The next four weekends produced two catches each game, and almost every one seemed to net a first down. He banged the shoulder in the Alabama game yet kept going, but then came that bad hit-angle at Little Rock to end the season early. "It was just a tough break, I guess." More than that, it was an injury to threaten a career.
"And all I could do was just pray about it and work hard. It was a nerve thing and I couldn't do anything about it, it just had to heal on its own."
Now, apparently, it has. The qualifier has to be included because again nerve issues are always liable to recur without warning. Hoskins chooses not to worry but to take advantage of the opportunity. "I can do every motion. It's God's grace. My shoulder won't be an issue."
Coach Sylvester Croom surely hopes not, because just about every spring practice day his evaluations included concerns about lack of reliable fullback play. It was an indication just how much the head Dog missed Hoskins, and how badly everybody wants him in the '08 lineup. That's why even with status unsettled, Hoskins is still listed first in coach's minds.
"I just pray that won't anything happen," Hoskins said. "And I'm glad they have that much trust in me when I missed the whole spring and I'm still there. I'm still in the playbook, and patiently waiting to get on the field." He's not kidding about the patience, a virtue Hoskins learned while battling to escape walk-on obscurity and get a chance to show how he could help the offense run, and pass. "That waiting was a value there!" he can joke about 2006-07. "I had no idea I'd be doing it again. But I'm just going to be patient and see what happens."
Then again Hoskins might not be quite so patient this time, because he badly wants to be a part of this fall's gameplans. "This offense is going to do some great things this year, I want to be back and a part of that. I don't want to miss out. It's a lot of possibilities. And we haven't showed the capability we have to be a versatile offense to this point."
Hoskins isn't alone in wanting to be a part; teammates are unanimous on the topic, too. Anthony Dixon loves running behind a Hoskins lead-block; Wesley Carroll enjoys the extra security this fullback provides, whether blocking or floating out in a ‘hot' passing zone. Not that Hoskins needs more motivation, but offensive cohorts do keep up their own encouragements.
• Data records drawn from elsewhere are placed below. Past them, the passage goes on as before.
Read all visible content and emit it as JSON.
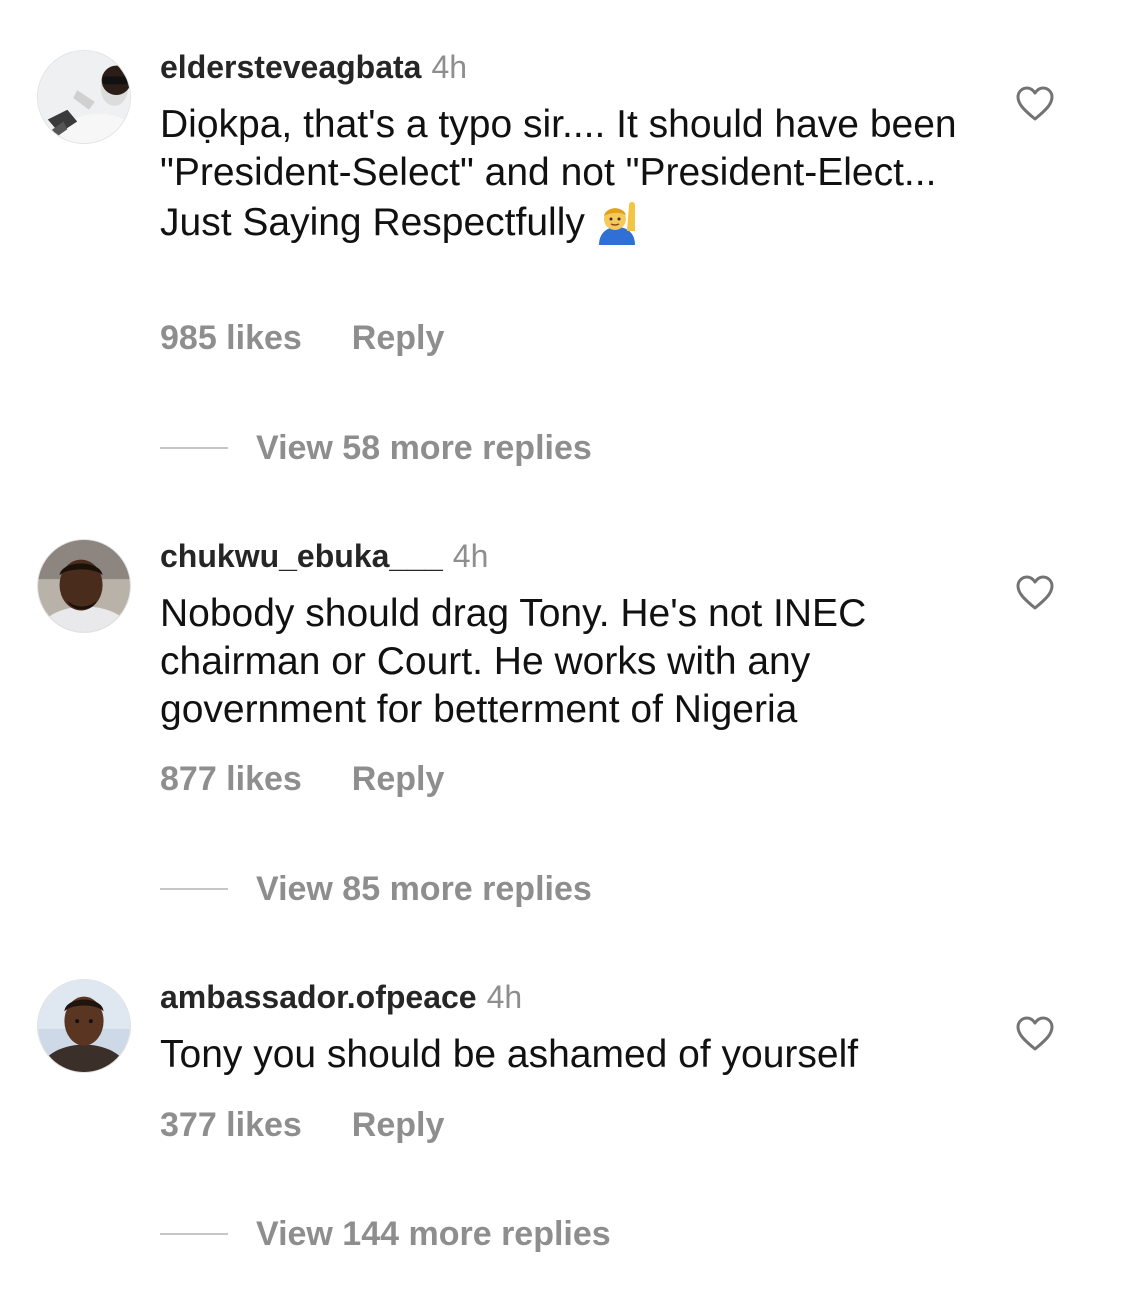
{
  "comments": [
    {
      "username": "eldersteveagbata",
      "time": "4h",
      "text": "Diọkpa, that's a typo sir.... It should have been \"President-Select\" and not \"President-Elect... Just Saying Respectfully",
      "emoji": "raising-hand-emoji",
      "likes": "985 likes",
      "reply": "Reply",
      "view_replies": "View 58 more replies",
      "avatar_icon": "user-avatar-icon"
    },
    {
      "username": "chukwu_ebuka___",
      "time": "4h",
      "text": "Nobody should drag Tony. He's not INEC chairman or Court. He works with any government for betterment of Nigeria",
      "likes": "877 likes",
      "reply": "Reply",
      "view_replies": "View 85 more replies",
      "avatar_icon": "user-avatar-icon"
    },
    {
      "username": "ambassador.ofpeace",
      "time": "4h",
      "text": "Tony you should be ashamed of yourself",
      "likes": "377 likes",
      "reply": "Reply",
      "view_replies": "View 144 more replies",
      "avatar_icon": "user-avatar-icon"
    }
  ],
  "colors": {
    "text": "#111111",
    "muted": "#8e8e8e",
    "username": "#262626",
    "divider": "#c7c7c7"
  },
  "icons": {
    "like": "heart-outline-icon"
  }
}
"Oh, they stay on me and want me to do extra stuff to make sure I get it right! And I don't want to let them down, let my team down. I kind of felt like I did when I went out last year. I look around and our talent level is so much higher than it has been. Everybody is just hungry to get back there on the field and win."
But then Hoskins has already scored just getting back to this positive point. Now there is one more key goal line to cross. "The shoulder pads." Yes, not until he pulls on padding and takes true contact to the shoulder will the crucial question be answered to satisfaction of team doctors. "They're going to do the best thing regardless," Hoskins said.
"But if I get out there and take a couple of licks and nothing is wrong, I'm good to go!"